Pump Up The Volume
in your coat
How to Deal with Out of Coat Situations
If your dogs are like mine,
they seem to know just when a really important show is coming
up and decide to throw coat. Out it comes, bucket loads of it.
This is particularly disastrous if you have a double coated breed
that is like a road racing goanna without the full complement of
what nature required and judges deem necessary.
There you are, faced with your previously glamorous Sheltie, your
once magnificent Malamute or your severely denuded Samoyed. You've
got the picture. Lots of breeds blow coat and it seems to take
forever to get them back to show bloom despite every
coat growing powder known to man. What to do?

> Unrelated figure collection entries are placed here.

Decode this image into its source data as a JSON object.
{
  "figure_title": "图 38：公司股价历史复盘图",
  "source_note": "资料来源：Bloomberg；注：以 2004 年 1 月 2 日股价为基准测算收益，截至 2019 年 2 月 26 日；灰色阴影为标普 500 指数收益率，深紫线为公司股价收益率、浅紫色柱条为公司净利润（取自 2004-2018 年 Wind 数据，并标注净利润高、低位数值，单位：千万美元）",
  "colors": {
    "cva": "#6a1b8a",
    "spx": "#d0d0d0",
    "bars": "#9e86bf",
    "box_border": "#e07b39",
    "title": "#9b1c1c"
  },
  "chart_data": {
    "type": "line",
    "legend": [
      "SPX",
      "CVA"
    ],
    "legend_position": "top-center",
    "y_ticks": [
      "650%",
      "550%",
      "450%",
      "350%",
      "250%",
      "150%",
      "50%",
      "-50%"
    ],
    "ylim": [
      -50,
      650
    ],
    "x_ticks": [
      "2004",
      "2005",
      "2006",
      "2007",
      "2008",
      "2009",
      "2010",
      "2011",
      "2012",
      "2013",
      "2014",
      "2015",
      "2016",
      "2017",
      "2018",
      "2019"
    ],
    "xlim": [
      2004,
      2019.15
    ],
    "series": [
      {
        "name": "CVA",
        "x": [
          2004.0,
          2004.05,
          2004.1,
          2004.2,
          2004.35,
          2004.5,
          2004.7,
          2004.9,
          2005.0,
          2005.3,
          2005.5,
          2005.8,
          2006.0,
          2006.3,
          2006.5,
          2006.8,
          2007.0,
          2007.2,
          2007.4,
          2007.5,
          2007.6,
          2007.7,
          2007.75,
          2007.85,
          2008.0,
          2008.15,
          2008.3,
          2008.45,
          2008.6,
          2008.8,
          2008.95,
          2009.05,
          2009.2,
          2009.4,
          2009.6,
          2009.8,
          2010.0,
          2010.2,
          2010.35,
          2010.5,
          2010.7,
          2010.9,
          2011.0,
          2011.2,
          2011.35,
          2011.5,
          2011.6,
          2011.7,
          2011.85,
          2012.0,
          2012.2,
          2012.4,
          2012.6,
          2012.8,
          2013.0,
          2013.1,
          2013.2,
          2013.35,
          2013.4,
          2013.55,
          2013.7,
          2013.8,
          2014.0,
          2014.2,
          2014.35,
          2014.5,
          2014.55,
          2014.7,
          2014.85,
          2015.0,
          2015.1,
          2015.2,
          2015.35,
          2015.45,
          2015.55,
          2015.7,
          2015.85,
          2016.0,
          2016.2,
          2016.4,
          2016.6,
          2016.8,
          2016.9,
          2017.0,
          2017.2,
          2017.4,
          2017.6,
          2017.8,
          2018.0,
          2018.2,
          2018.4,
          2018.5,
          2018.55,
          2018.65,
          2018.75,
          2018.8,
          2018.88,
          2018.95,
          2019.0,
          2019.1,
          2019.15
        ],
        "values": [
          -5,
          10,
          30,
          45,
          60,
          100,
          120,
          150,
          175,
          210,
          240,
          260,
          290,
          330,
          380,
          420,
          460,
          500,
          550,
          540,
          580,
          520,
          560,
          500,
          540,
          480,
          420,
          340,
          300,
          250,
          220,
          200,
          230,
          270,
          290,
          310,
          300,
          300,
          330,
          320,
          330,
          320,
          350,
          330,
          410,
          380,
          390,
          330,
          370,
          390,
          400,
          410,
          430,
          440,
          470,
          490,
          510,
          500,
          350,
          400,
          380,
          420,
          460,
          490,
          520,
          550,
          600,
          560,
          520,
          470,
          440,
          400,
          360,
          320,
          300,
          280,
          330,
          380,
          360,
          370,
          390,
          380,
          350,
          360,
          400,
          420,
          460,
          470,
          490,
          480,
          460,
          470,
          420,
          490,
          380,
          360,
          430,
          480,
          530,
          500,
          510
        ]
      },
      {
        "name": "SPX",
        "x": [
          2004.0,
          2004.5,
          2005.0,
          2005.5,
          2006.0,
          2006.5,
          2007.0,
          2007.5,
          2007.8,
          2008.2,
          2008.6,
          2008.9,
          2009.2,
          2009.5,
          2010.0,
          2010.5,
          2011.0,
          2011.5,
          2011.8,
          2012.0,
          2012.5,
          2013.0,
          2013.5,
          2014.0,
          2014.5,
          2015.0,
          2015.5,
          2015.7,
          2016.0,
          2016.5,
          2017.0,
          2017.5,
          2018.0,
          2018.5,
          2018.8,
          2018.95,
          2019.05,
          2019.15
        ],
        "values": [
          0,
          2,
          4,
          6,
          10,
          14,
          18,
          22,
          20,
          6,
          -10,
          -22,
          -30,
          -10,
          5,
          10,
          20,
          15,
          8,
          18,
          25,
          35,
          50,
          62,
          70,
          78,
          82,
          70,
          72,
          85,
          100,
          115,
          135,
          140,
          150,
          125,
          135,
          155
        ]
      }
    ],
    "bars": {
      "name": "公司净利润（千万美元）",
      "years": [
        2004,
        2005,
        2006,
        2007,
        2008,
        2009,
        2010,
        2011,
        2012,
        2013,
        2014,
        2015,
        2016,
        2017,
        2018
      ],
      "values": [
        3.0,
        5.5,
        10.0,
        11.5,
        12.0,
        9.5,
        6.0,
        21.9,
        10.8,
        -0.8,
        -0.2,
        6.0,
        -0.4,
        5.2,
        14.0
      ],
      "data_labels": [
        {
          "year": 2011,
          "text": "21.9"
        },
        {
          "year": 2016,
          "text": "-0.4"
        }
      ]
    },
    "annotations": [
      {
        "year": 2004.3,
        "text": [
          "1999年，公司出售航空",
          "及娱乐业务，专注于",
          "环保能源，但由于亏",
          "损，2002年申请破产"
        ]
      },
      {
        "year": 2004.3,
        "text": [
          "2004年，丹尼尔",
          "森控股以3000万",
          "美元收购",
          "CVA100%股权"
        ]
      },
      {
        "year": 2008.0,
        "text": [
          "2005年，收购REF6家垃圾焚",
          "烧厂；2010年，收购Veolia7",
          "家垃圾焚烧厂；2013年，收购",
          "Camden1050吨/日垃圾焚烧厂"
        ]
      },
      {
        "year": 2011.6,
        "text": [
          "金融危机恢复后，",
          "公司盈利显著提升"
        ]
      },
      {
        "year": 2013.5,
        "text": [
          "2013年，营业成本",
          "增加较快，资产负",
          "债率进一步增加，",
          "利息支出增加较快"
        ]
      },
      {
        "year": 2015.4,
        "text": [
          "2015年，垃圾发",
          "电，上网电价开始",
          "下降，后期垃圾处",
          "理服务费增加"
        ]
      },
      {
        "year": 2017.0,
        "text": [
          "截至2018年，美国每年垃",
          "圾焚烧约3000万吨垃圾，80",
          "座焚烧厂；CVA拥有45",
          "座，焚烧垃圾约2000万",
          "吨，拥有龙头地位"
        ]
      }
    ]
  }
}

Well I don't wait for nature to take its course and instead resort
to human intervention. There are ways and means to get that scrappy
excuse for a coat to look fairly passable. Firstly, get rid of
the old coat as quickly as possible. Strip it, wash it, blow it
out - whatever!
Now bath the dog with a 5 to 1 solution of Body Building shampoo
i.e. 5 parts water to 1 part Shampoo. The aim is to boof this
coat up and bodify it WITHOUT making it stiff and unnatural.
Next step is NOT to use conditioner. Conditioner will flatten
and lay down whatever coat is there. We want it standing up and
looking at us! If you must have some moisturizing product in the
coat then use something that disentangles and moisturizes yet
doesn't soften or flatten, such as
PP
Revivacoat. You put this on and leave it in. Do not wash
out.
Now here is the nitty gritty
of the whole thing. We want to dry this coat so it will make 3
hairs look like 3 thousand. Enter stage right -
Plush Puppy Volumising Cream. This stuff
is fabulous. We recently showed a bitch who was quite literally
near bald and had only blown coat 2 weeks previously. I fluffed
and puffed this coat and she won.
All I did was apply a generous amount to all the depleted areas
and rubbed it into the coat to cover each hair. Then I used a
strong cattle dryer - there are various cool air, forceful air
type dryers around - and literally blasted the coat to stand up
on end. Blow the coat from the rear end, forwards to the head,
against the growth of the hair. You will want to achieve as much
root lift as possible as once the coat is dry and the dog has
a good shake, it will settle down into it's rightful place but
amazingly with a lot more oomph and volume.
Then on the day of the show, you will need to puff up and revitalize
the coat once again. If possible, do as the Americans do and bring
your dryer with you and try to find some power to plug in. Yes,
they all do it. Some even lug their portable generator around
too.
It depends how important the show is to you. Failing that, at
least use something that has a light bodifier in it without undue
stickiness. I use the PP Quick
Fix Conditioner that is loaded with milk fats that will
not only aid you in brushing the coat to shape but again coat
the hair lightly. If you have a finer textured type of coat to
work with, then just break the
PP
Quick Fix Conditioner down to equal parts of water and
product and spray on as you brush up. Don't make it too wet. I
use an oval pin brush.
I then go through the coat
with a wide toothed comb that has teeth roughly an inch and a
half long. I work every hair through that comb ensuring every
hair counts and combing it from skin to end. Use a fine toothed
flea type comb for the ears and a slightly wider toothed small
comb for the face and short leg hair etc. I then try to fluff
up once more with the dryer if it is available.
Look at the silhouette of your dog. It may not have as much hair
as it should but with judicious balancing of the dogs body weight
leading up to the show - just stack a touch extra on him - he
will most likely cut a rather nice figure. The judge will see
he doesn't have as much coat as he would perhaps like but if the
shape and silhouette is there then you have a fighting chance
when up till then you had none.
Some swear by mousses and
stuff but I for one prefer a more natural than sticky harsh feel
to the coat. If we must intervene, then lets at least make the
coats look like they belong to a dog and yet at the same time
look as good as possible. I hope you get to win a few more awards
than you might previously have done. After all, what would our
weekends be without going to a dog show?